小编带你看看最新的数据,上周五统计局发布的8月份青年失业率,又创新高了。这还是在统计局调整了统计方法之后的结果,如果按照老方法来,失业率可能超过20%,也就是说,每五个人里就有一个找不到工作。这比2020年和2022年那两个特殊年份还要糟糕。
咱们拿2021年和日本1991年做个对比,看看日本90年代的青年失业率。日本房价泡沫破裂后,青年失业率从5%飙升到8%,但即便如此,也没现在国内一半高。大家都说“我们不一样”,但现实却是“另一个方向的不一样”。
这可能意味着国内就业市场的供需更加失衡了。岗位供给减少,求职需求增大,这背后不仅仅是结构性摩擦那么简单。好职位太少,年轻人又不愿意接受低薪工作。这种摩擦背后,其实是不同企业属性的利润在起决定性作用。
比如,为啥毕业生们都想挤进体制内?因为过去8年,国企的表现“完胜”民企。当大家讨论国企分红带来的财产收入时,却很少有人分析国企增量利润对民企的挤出效应,这是否加深了就业市场的困境,导致工资收入反而下降。
这8年来,我们看到青年失业率的快速上升和生育率的快速下降同时发生。小编查阅了NBER的论文,确实有研究失业率和生育率的相关性。逻辑上也容易理解,劳动者在疲软的就业市场上,对未来就业预期悲观,自然选择生孩子的比例就会下降。
论文建议,要解决这个问题,一方面要修复失业率,另一方面在失业率高的时候,财政要投入足够的资金保障失业群体的需求。但目前政策上,我们并没有看到实际的投入,积极的措施也很少。
给人的感觉是,青年失业率高,好像是青年自己的态度问题。
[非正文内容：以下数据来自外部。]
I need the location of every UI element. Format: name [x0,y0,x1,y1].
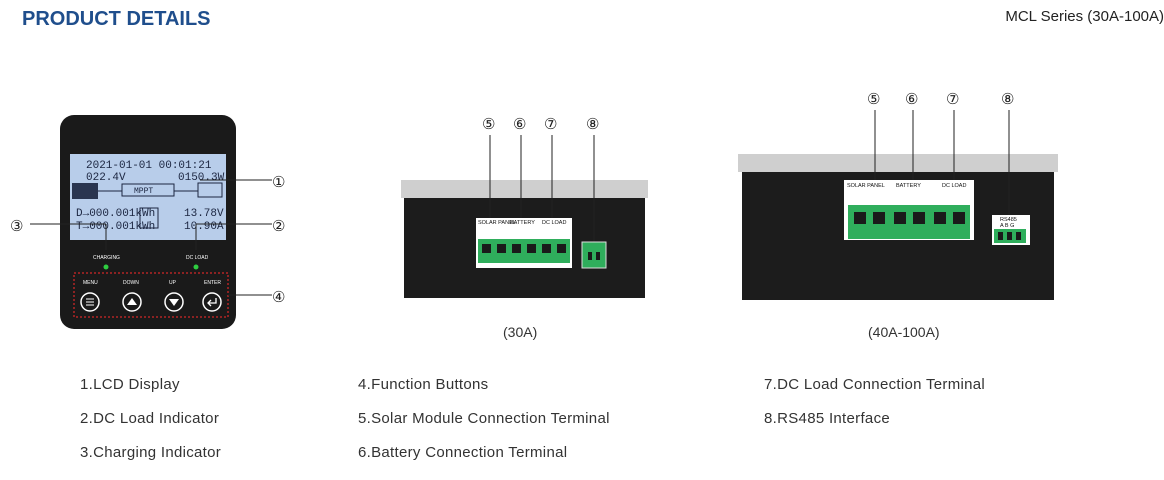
enter-button[interactable] [202,292,222,312]
lcd-pv-voltage: 022.4V [86,172,126,184]
term-solar-100a: SOLAR PANEL [847,183,885,189]
lcd-load-current: 10.90A [184,221,224,233]
callout-1: ① [272,174,285,191]
page-title: PRODUCT DETAILS [22,8,211,30]
callout-3: ③ [10,218,23,235]
callout-7-30a: ⑦ [544,116,557,133]
callout-8-100a: ⑧ [1001,91,1014,108]
lcd-battery-voltage: 13.78V [184,208,224,220]
term-battery-30a: BATTERY [510,220,535,226]
enter-icon [207,298,217,307]
term-rs485-pins: A B G [1000,223,1014,229]
term-rs485: RS485 [1000,217,1017,223]
legend-item-6: 6.Battery Connection Terminal [358,444,568,461]
term-solar-30a: SOLAR PANEL [478,220,516,226]
green-terminal-block [848,205,970,239]
callout-2: ② [272,218,285,235]
legend-item-1: 1.LCD Display [80,376,180,393]
lcd-t-energy: T→000.001kWh [76,221,155,233]
menu-button[interactable] [80,292,100,312]
series-label: MCL Series (30A-100A) [1005,8,1164,25]
callout-5-30a: ⑤ [482,116,495,133]
lcd-d-energy: D→000.001kWh [76,208,155,220]
rs485-port-30a [581,241,607,269]
battery-icon [197,182,223,198]
term-load-30a: DC LOAD [542,220,566,226]
lcd-power: 0150.3W [178,172,225,184]
legend-item-7: 7.DC Load Connection Terminal [764,376,986,393]
legend-item-4: 4.Function Buttons [358,376,489,393]
caption-40a-100a: (40A-100A) [868,324,940,340]
dc-load-label: DC LOAD [186,255,209,261]
lcd-mode: MPPT [134,187,153,196]
charging-label: CHARGING [93,255,120,261]
triangle-down-icon [169,299,179,306]
button-label-enter: ENTER [204,280,221,286]
load-icon [139,207,159,229]
green-terminal-block [478,239,570,263]
down-button[interactable] [122,292,142,312]
triangle-up-icon [127,298,137,305]
legend-item-2: 2.DC Load Indicator [80,410,220,427]
term-load-100a: DC LOAD [942,183,966,189]
callout-7-100a: ⑦ [946,91,959,108]
callout-4: ④ [272,289,285,306]
button-label-down: DOWN [123,280,139,286]
callout-8-30a: ⑧ [586,116,599,133]
top-lid [738,154,1058,172]
legend-item-3: 3.Charging Indicator [80,444,222,461]
caption-30a: (30A) [503,324,538,340]
dc-load-indicator-led [193,264,199,270]
legend-item-5: 5.Solar Module Connection Terminal [358,410,610,427]
charging-indicator-led [103,264,109,270]
legend-item-8: 8.RS485 Interface [764,410,891,427]
model-30a-side-view: ⑤ ⑥ ⑦ ⑧ SOLAR PANEL BATTERY DC LOAD [401,116,648,298]
callout-6-100a: ⑥ [905,91,918,108]
callout-6-30a: ⑥ [513,116,526,133]
controller-front-panel: 2021-01-01 00:01:21 022.4V 0150.3W MPPT … [10,115,285,329]
top-lid [401,180,648,198]
term-battery-100a: BATTERY [896,183,921,189]
solar-panel-icon [72,183,98,199]
lcd-date-time: 2021-01-01 00:01:21 [86,160,212,172]
model-40a-100a-side-view: ⑤ ⑥ ⑦ ⑧ SOLAR PANEL BATTERY DC LOAD RS48… [738,91,1058,300]
up-button[interactable] [164,292,184,312]
button-label-up: UP [169,280,177,286]
button-label-menu: MENU [83,280,98,286]
callout-5-100a: ⑤ [867,91,880,108]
但这种“鸵鸟”心态并不利于广义财政。之前小编解释过,青年失业率越高,越会压制年长者的消费意愿,消费者信心指数下降,交易度降低,税收减少,同时影响土地收入,广义财政收入紧张,投资-债务-GDP模式的增量减弱,GDP边际下行。
价格在减弱的交易环境下,也会影响资产价格。这些问题和矛盾,虽然已经被“建议”了很多年,但依然“顽固”地走在这条轨道上。如果小编没算错,这次“延退”的推出,可能会加剧经济的结构性失衡,继续弱化长期基本面,青年失业率也可能会延续。